The Coming Analog Age
Perhaps the next step in AI software evolution will be preceded by a hardware revolution.
When the first computers were designed, attempts were made to electronically represent the decimal number system used by most human cultures (because we use our 10 fingers to count). The word digit, and therefore digital, actually comes from the Latin digitus, meaning finger. However, assigning 10 numbers to 10 different voltage or current values is very error-prone due to the continuous nature of these values, interference effects, or the temperature dependence of electronic resistors. It soon became clear that a generally programmable electronic machine capable of precise computation could only operate on the basis of discrete values, but 10 different truly discrete states do not exist in an electronic system. However, the realization of 2 discrete binary states "off" (0) and "on" (1) is relatively simple. Computers based on the binary system quickly caught on and are now so ubiquitous that our era is often referred to as the digital age.
Digital computers were initially designed and optimized to convert decimal numbers to binary numbers, then perform calculations, store the (intermediate) results of those calculations, and output them. For this purpose, the Hungarian-American mathematician John von Neumann proposed a computer architecture that is still in use today. According to the von Neumann architecture, a computer consists of separate components: a control unit, an arithmetic-logic unit (processor), a memory unit, an input/output unit, and a bus system (communication between these components). In the second half of the 20th century, von Neumann computers were optimized for tasks that we humans find difficult (such as calculating the square root of 463,238). It was not until the advent of artificial intelligence (AI) that computers began to learn skills that we find easy (such as distinguishing between pictures of apples and pears).
Since the early days of digital computing, we have instructed computers with machine-understandable sets of rules (programs); AI, on the other hand, enables computers to infer rules independently from the data we provide. This is a conceptually different way of interacting with computers. AI based on neural networks is first trained on a large data set; to stay with the example above, you could feed in labeled images of apples and pears. In a deep neural network consisting of an arbitrary number of layers, the weights between the individual nodes/neurons are optimized so that apples are ultimately recognized as apples and pears as pears. If the trained AI is then presented with unknown images of apples and pears, it will correctly classify them, depending on the success of the training.
Neural network nodes and weights can be mapped to matrices, and even the new Large Language Models (LLMs), such as OpenAI's GPT, are ultimately based on such sequential matrix operations:
Broken down to the most basic operations, these are multiplication and addition. To perform these operations on numeric values, the data must first be transferred from memory (DRAM) to the arithmetic/logic unit (ALU). For example, if a number is stored as a 64-bit float (see my article on IEEE 754), 1-2nJ of energy is required for the transfer. In addition, there is a limit to the amount of data that can be simultaneously transferred between the processor cache and memory, known as the von Neumann bottleneck.
In principle, multiplication and addition can be performed in electronic circuits by exploiting Kirchhoff's circuit laws. This type of analog computation results in much higher power efficiency and can be performed directly in memory, avoiding the von Neumann bottleneck.
This raises the question of whether a conceptually new kind of software requires a conceptually different kind of computer. So far, AI has been primarily a software revolution, but there are increasing signs that the next step in the evolution of AI will have to be preceded by a hardware revolution.

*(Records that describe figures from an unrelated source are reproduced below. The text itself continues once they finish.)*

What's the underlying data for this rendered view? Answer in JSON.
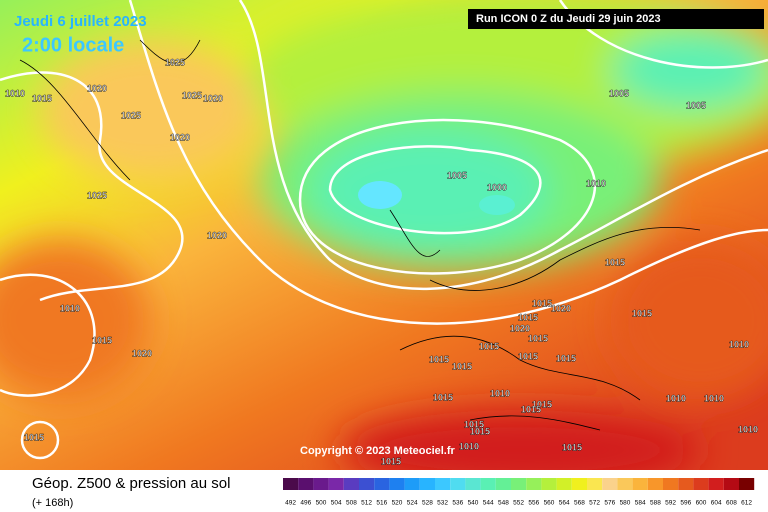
{
  "header": {
    "date": "Jeudi 6 juillet 2023",
    "time": "2:00 locale",
    "run": "Run ICON 0 Z du Jeudi 29 juin 2023",
    "copyright": "Copyright © 2023 Meteociel.fr"
  },
  "footer": {
    "title": "Géop. Z500 & pression au sol",
    "lead": "(+ 168h)"
  },
  "legend": {
    "values": [
      492,
      496,
      500,
      504,
      508,
      512,
      516,
      520,
      524,
      528,
      532,
      536,
      540,
      544,
      548,
      552,
      556,
      560,
      564,
      568,
      572,
      576,
      580,
      584,
      588,
      592,
      596,
      600,
      604,
      608,
      612
    ],
    "colors": [
      "#4b0a4b",
      "#5a0f6e",
      "#6a1a8c",
      "#7a28a8",
      "#5a3cc0",
      "#3c50d2",
      "#2a64e0",
      "#1e80f0",
      "#1e9cf8",
      "#28b4ff",
      "#3cc8ff",
      "#50dcf0",
      "#5ae6d2",
      "#5af0b4",
      "#64f096",
      "#78f078",
      "#96f05a",
      "#b4f03c",
      "#d2f028",
      "#f0f01e",
      "#fae650",
      "#fad28c",
      "#fac85a",
      "#fab43c",
      "#f8962a",
      "#f07820",
      "#e65a1e",
      "#dc3c1e",
      "#d21e1e",
      "#b40a14",
      "#780000"
    ]
  },
  "isobars": [
    "1025",
    "1010",
    "1015",
    "1020",
    "1025",
    "1020",
    "1025",
    "1020",
    "1025",
    "1020",
    "1005",
    "1005",
    "1005",
    "1000",
    "1010",
    "1015",
    "1010",
    "1015",
    "1020",
    "1015",
    "1020",
    "1015",
    "1020",
    "1015",
    "1015",
    "1015",
    "1015",
    "1015",
    "1015",
    "1015",
    "1010",
    "1015",
    "1010",
    "1015",
    "1015",
    "1010",
    "1010",
    "1010",
    "1015",
    "1015",
    "1015",
    "1010",
    "1015",
    "1015"
  ]
}
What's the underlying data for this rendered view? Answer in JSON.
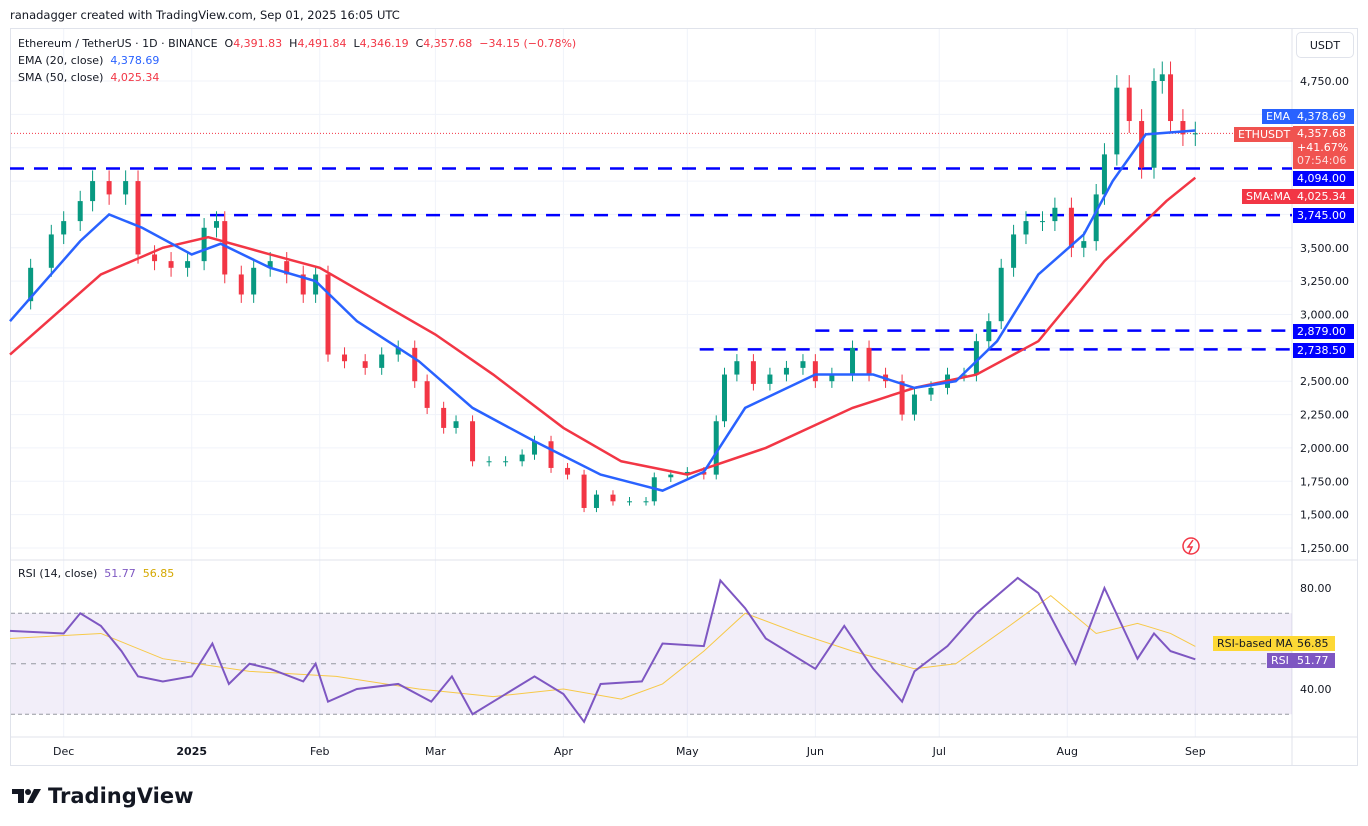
{
  "credit": "ranadagger created with TradingView.com, Sep 01, 2025 16:05 UTC",
  "legend": {
    "symbol": "Ethereum / TetherUS · 1D · BINANCE",
    "open_label": "O",
    "open": "4,391.83",
    "high_label": "H",
    "high": "4,491.84",
    "low_label": "L",
    "low": "4,346.19",
    "close_label": "C",
    "close": "4,357.68",
    "change": "−34.15 (−0.78%)",
    "ema_label": "EMA (20, close)",
    "ema_value": "4,378.69",
    "sma_label": "SMA (50, close)",
    "sma_value": "4,025.34",
    "rsi_label": "RSI (14, close)",
    "rsi_value": "51.77",
    "rsi_ma_value": "56.85"
  },
  "currency": "USDT",
  "tags": {
    "ema": {
      "label": "EMA",
      "value": "4,378.69"
    },
    "price": {
      "label": "ETHUSDT",
      "value": "4,357.68",
      "pct": "+41.67%",
      "countdown": "07:54:06"
    },
    "sma": {
      "label": "SMA:MA",
      "value": "4,025.34"
    },
    "lvl1": "4,094.00",
    "lvl2": "3,745.00",
    "lvl3": "2,879.00",
    "lvl4": "2,738.50",
    "rsi_ma": {
      "label": "RSI-based MA",
      "value": "56.85"
    },
    "rsi": {
      "label": "RSI",
      "value": "51.77"
    }
  },
  "brand": "TradingView",
  "colors": {
    "up": "#089981",
    "down": "#f23645",
    "ema": "#2962ff",
    "sma": "#f23645",
    "level": "#0000ff",
    "rsi": "#7e57c2",
    "rsi_ma": "#f7c948"
  },
  "chart_data": {
    "type": "candlestick",
    "y_ticks": [
      "4,750.00",
      "3,500.00",
      "3,250.00",
      "3,000.00",
      "2,500.00",
      "2,250.00",
      "2,000.00",
      "1,750.00",
      "1,500.00",
      "1,250.00"
    ],
    "x_ticks": [
      [
        "2024-12-01",
        "Dec"
      ],
      [
        "2025-01-01",
        "2025"
      ],
      [
        "2025-02-01",
        "Feb"
      ],
      [
        "2025-03-01",
        "Mar"
      ],
      [
        "2025-04-01",
        "Apr"
      ],
      [
        "2025-05-01",
        "May"
      ],
      [
        "2025-06-01",
        "Jun"
      ],
      [
        "2025-07-01",
        "Jul"
      ],
      [
        "2025-08-01",
        "Aug"
      ],
      [
        "2025-09-01",
        "Sep"
      ]
    ],
    "ylim": [
      1150,
      4950
    ],
    "closes": [
      [
        "2024-11-18",
        3100
      ],
      [
        "2024-11-23",
        3350
      ],
      [
        "2024-11-28",
        3600
      ],
      [
        "2024-12-01",
        3700
      ],
      [
        "2024-12-05",
        3850
      ],
      [
        "2024-12-08",
        4000
      ],
      [
        "2024-12-12",
        3900
      ],
      [
        "2024-12-16",
        4000
      ],
      [
        "2024-12-19",
        3450
      ],
      [
        "2024-12-23",
        3400
      ],
      [
        "2024-12-27",
        3350
      ],
      [
        "2024-12-31",
        3400
      ],
      [
        "2025-01-04",
        3650
      ],
      [
        "2025-01-07",
        3700
      ],
      [
        "2025-01-09",
        3300
      ],
      [
        "2025-01-13",
        3150
      ],
      [
        "2025-01-16",
        3350
      ],
      [
        "2025-01-20",
        3400
      ],
      [
        "2025-01-24",
        3300
      ],
      [
        "2025-01-28",
        3150
      ],
      [
        "2025-01-31",
        3300
      ],
      [
        "2025-02-03",
        2700
      ],
      [
        "2025-02-07",
        2650
      ],
      [
        "2025-02-12",
        2600
      ],
      [
        "2025-02-16",
        2700
      ],
      [
        "2025-02-20",
        2750
      ],
      [
        "2025-02-24",
        2500
      ],
      [
        "2025-02-27",
        2300
      ],
      [
        "2025-03-03",
        2150
      ],
      [
        "2025-03-06",
        2200
      ],
      [
        "2025-03-10",
        1900
      ],
      [
        "2025-03-14",
        1900
      ],
      [
        "2025-03-18",
        1900
      ],
      [
        "2025-03-22",
        1950
      ],
      [
        "2025-03-25",
        2050
      ],
      [
        "2025-03-29",
        1850
      ],
      [
        "2025-04-02",
        1800
      ],
      [
        "2025-04-06",
        1550
      ],
      [
        "2025-04-09",
        1650
      ],
      [
        "2025-04-13",
        1600
      ],
      [
        "2025-04-17",
        1600
      ],
      [
        "2025-04-21",
        1600
      ],
      [
        "2025-04-23",
        1780
      ],
      [
        "2025-04-27",
        1800
      ],
      [
        "2025-05-01",
        1820
      ],
      [
        "2025-05-05",
        1800
      ],
      [
        "2025-05-08",
        2200
      ],
      [
        "2025-05-10",
        2550
      ],
      [
        "2025-05-13",
        2650
      ],
      [
        "2025-05-17",
        2480
      ],
      [
        "2025-05-21",
        2550
      ],
      [
        "2025-05-25",
        2600
      ],
      [
        "2025-05-29",
        2650
      ],
      [
        "2025-06-01",
        2500
      ],
      [
        "2025-06-05",
        2550
      ],
      [
        "2025-06-10",
        2750
      ],
      [
        "2025-06-14",
        2550
      ],
      [
        "2025-06-18",
        2500
      ],
      [
        "2025-06-22",
        2250
      ],
      [
        "2025-06-25",
        2400
      ],
      [
        "2025-06-29",
        2450
      ],
      [
        "2025-07-03",
        2550
      ],
      [
        "2025-07-07",
        2550
      ],
      [
        "2025-07-10",
        2800
      ],
      [
        "2025-07-13",
        2950
      ],
      [
        "2025-07-16",
        3350
      ],
      [
        "2025-07-19",
        3600
      ],
      [
        "2025-07-22",
        3700
      ],
      [
        "2025-07-26",
        3700
      ],
      [
        "2025-07-29",
        3800
      ],
      [
        "2025-08-02",
        3500
      ],
      [
        "2025-08-05",
        3550
      ],
      [
        "2025-08-08",
        3900
      ],
      [
        "2025-08-10",
        4200
      ],
      [
        "2025-08-13",
        4700
      ],
      [
        "2025-08-16",
        4450
      ],
      [
        "2025-08-19",
        4100
      ],
      [
        "2025-08-22",
        4750
      ],
      [
        "2025-08-24",
        4800
      ],
      [
        "2025-08-26",
        4450
      ],
      [
        "2025-08-29",
        4350
      ],
      [
        "2025-09-01",
        4358
      ]
    ],
    "ema20": [
      [
        "2024-11-18",
        2950
      ],
      [
        "2024-12-05",
        3550
      ],
      [
        "2024-12-12",
        3750
      ],
      [
        "2024-12-20",
        3650
      ],
      [
        "2025-01-01",
        3450
      ],
      [
        "2025-01-08",
        3530
      ],
      [
        "2025-01-20",
        3350
      ],
      [
        "2025-01-31",
        3250
      ],
      [
        "2025-02-10",
        2950
      ],
      [
        "2025-02-25",
        2650
      ],
      [
        "2025-03-10",
        2300
      ],
      [
        "2025-03-25",
        2050
      ],
      [
        "2025-04-10",
        1800
      ],
      [
        "2025-04-25",
        1680
      ],
      [
        "2025-05-05",
        1820
      ],
      [
        "2025-05-15",
        2300
      ],
      [
        "2025-06-01",
        2550
      ],
      [
        "2025-06-15",
        2550
      ],
      [
        "2025-06-25",
        2450
      ],
      [
        "2025-07-05",
        2500
      ],
      [
        "2025-07-15",
        2800
      ],
      [
        "2025-07-25",
        3300
      ],
      [
        "2025-08-05",
        3600
      ],
      [
        "2025-08-12",
        4000
      ],
      [
        "2025-08-20",
        4350
      ],
      [
        "2025-09-01",
        4378.69
      ]
    ],
    "sma50": [
      [
        "2024-11-18",
        2700
      ],
      [
        "2024-12-10",
        3300
      ],
      [
        "2024-12-25",
        3500
      ],
      [
        "2025-01-05",
        3580
      ],
      [
        "2025-01-20",
        3450
      ],
      [
        "2025-02-01",
        3350
      ],
      [
        "2025-02-15",
        3100
      ],
      [
        "2025-03-01",
        2850
      ],
      [
        "2025-03-15",
        2550
      ],
      [
        "2025-04-01",
        2150
      ],
      [
        "2025-04-15",
        1900
      ],
      [
        "2025-05-01",
        1800
      ],
      [
        "2025-05-20",
        2000
      ],
      [
        "2025-06-10",
        2300
      ],
      [
        "2025-06-25",
        2450
      ],
      [
        "2025-07-10",
        2550
      ],
      [
        "2025-07-25",
        2800
      ],
      [
        "2025-08-10",
        3400
      ],
      [
        "2025-08-25",
        3850
      ],
      [
        "2025-09-01",
        4025.34
      ]
    ],
    "levels": [
      {
        "value": 4094,
        "from": "2024-11-18"
      },
      {
        "value": 3745,
        "from": "2024-12-19"
      },
      {
        "value": 2879,
        "from": "2025-06-01"
      },
      {
        "value": 2738.5,
        "from": "2025-05-04"
      }
    ],
    "rsi": {
      "y_ticks": [
        "80.00",
        "40.00"
      ],
      "ylim": [
        22,
        92
      ],
      "bands": [
        70,
        50,
        30
      ],
      "rsi": [
        [
          "2024-11-18",
          63
        ],
        [
          "2024-12-01",
          62
        ],
        [
          "2024-12-05",
          70
        ],
        [
          "2024-12-10",
          65
        ],
        [
          "2024-12-15",
          55
        ],
        [
          "2024-12-19",
          45
        ],
        [
          "2024-12-25",
          43
        ],
        [
          "2025-01-01",
          45
        ],
        [
          "2025-01-06",
          58
        ],
        [
          "2025-01-10",
          42
        ],
        [
          "2025-01-15",
          50
        ],
        [
          "2025-01-20",
          48
        ],
        [
          "2025-01-28",
          43
        ],
        [
          "2025-01-31",
          50
        ],
        [
          "2025-02-03",
          35
        ],
        [
          "2025-02-10",
          40
        ],
        [
          "2025-02-20",
          42
        ],
        [
          "2025-02-28",
          35
        ],
        [
          "2025-03-05",
          45
        ],
        [
          "2025-03-10",
          30
        ],
        [
          "2025-03-18",
          38
        ],
        [
          "2025-03-25",
          45
        ],
        [
          "2025-04-01",
          38
        ],
        [
          "2025-04-06",
          27
        ],
        [
          "2025-04-10",
          42
        ],
        [
          "2025-04-20",
          43
        ],
        [
          "2025-04-25",
          58
        ],
        [
          "2025-05-05",
          57
        ],
        [
          "2025-05-09",
          83
        ],
        [
          "2025-05-15",
          72
        ],
        [
          "2025-05-20",
          60
        ],
        [
          "2025-06-01",
          48
        ],
        [
          "2025-06-08",
          65
        ],
        [
          "2025-06-15",
          48
        ],
        [
          "2025-06-22",
          35
        ],
        [
          "2025-06-25",
          47
        ],
        [
          "2025-07-03",
          57
        ],
        [
          "2025-07-10",
          70
        ],
        [
          "2025-07-20",
          84
        ],
        [
          "2025-07-25",
          78
        ],
        [
          "2025-08-03",
          50
        ],
        [
          "2025-08-10",
          80
        ],
        [
          "2025-08-18",
          52
        ],
        [
          "2025-08-22",
          62
        ],
        [
          "2025-08-26",
          55
        ],
        [
          "2025-09-01",
          51.77
        ]
      ],
      "rsi_ma": [
        [
          "2024-11-18",
          60
        ],
        [
          "2024-12-10",
          62
        ],
        [
          "2024-12-25",
          52
        ],
        [
          "2025-01-15",
          47
        ],
        [
          "2025-02-05",
          45
        ],
        [
          "2025-02-25",
          40
        ],
        [
          "2025-03-15",
          37
        ],
        [
          "2025-04-01",
          40
        ],
        [
          "2025-04-15",
          36
        ],
        [
          "2025-04-25",
          42
        ],
        [
          "2025-05-05",
          55
        ],
        [
          "2025-05-15",
          70
        ],
        [
          "2025-05-28",
          62
        ],
        [
          "2025-06-10",
          55
        ],
        [
          "2025-06-25",
          48
        ],
        [
          "2025-07-05",
          50
        ],
        [
          "2025-07-18",
          65
        ],
        [
          "2025-07-28",
          77
        ],
        [
          "2025-08-08",
          62
        ],
        [
          "2025-08-18",
          66
        ],
        [
          "2025-08-26",
          62
        ],
        [
          "2025-09-01",
          56.85
        ]
      ]
    }
  }
}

Using Kirchhoff's circuit laws as suggested above, we leave the realm of digital/binary computing and enter an analog world. In an analog signal (from the ancient Greek analogos meaning "similar"), the signal/data being processed is imitated. For example, in an analog record, the sound waves are mimicked by tiny bumps on the surface, which can then be read by the record player. For AI, we would mimic the neurons and weights with programmable resistors.
There are many possible ways to implement programmable resistors, of which phase-change memory is considered the most mature technology to date. In this technology, an electrical pulse changes the state of the device between amorphous (higher resistance) and crystalline (lower resistance). The transition between the two states is continuous and therefore analog. This allows the weights of a previously trained neural network to be mapped into a circuit on which AI can run. IBM published groundbreaking research in Nature in August 2023 showing that AI for speech recognition can run 14 times more power-efficiently on an analog chip with phase-change memory than on a digital computer chip.
Today, AI models are constantly being optimized, so a neural network printed in silicon may not seem very appealing right now. But in the future, mature AI applications could run on the edge of analog chips, revolutionizing everything from robotics to aerospace.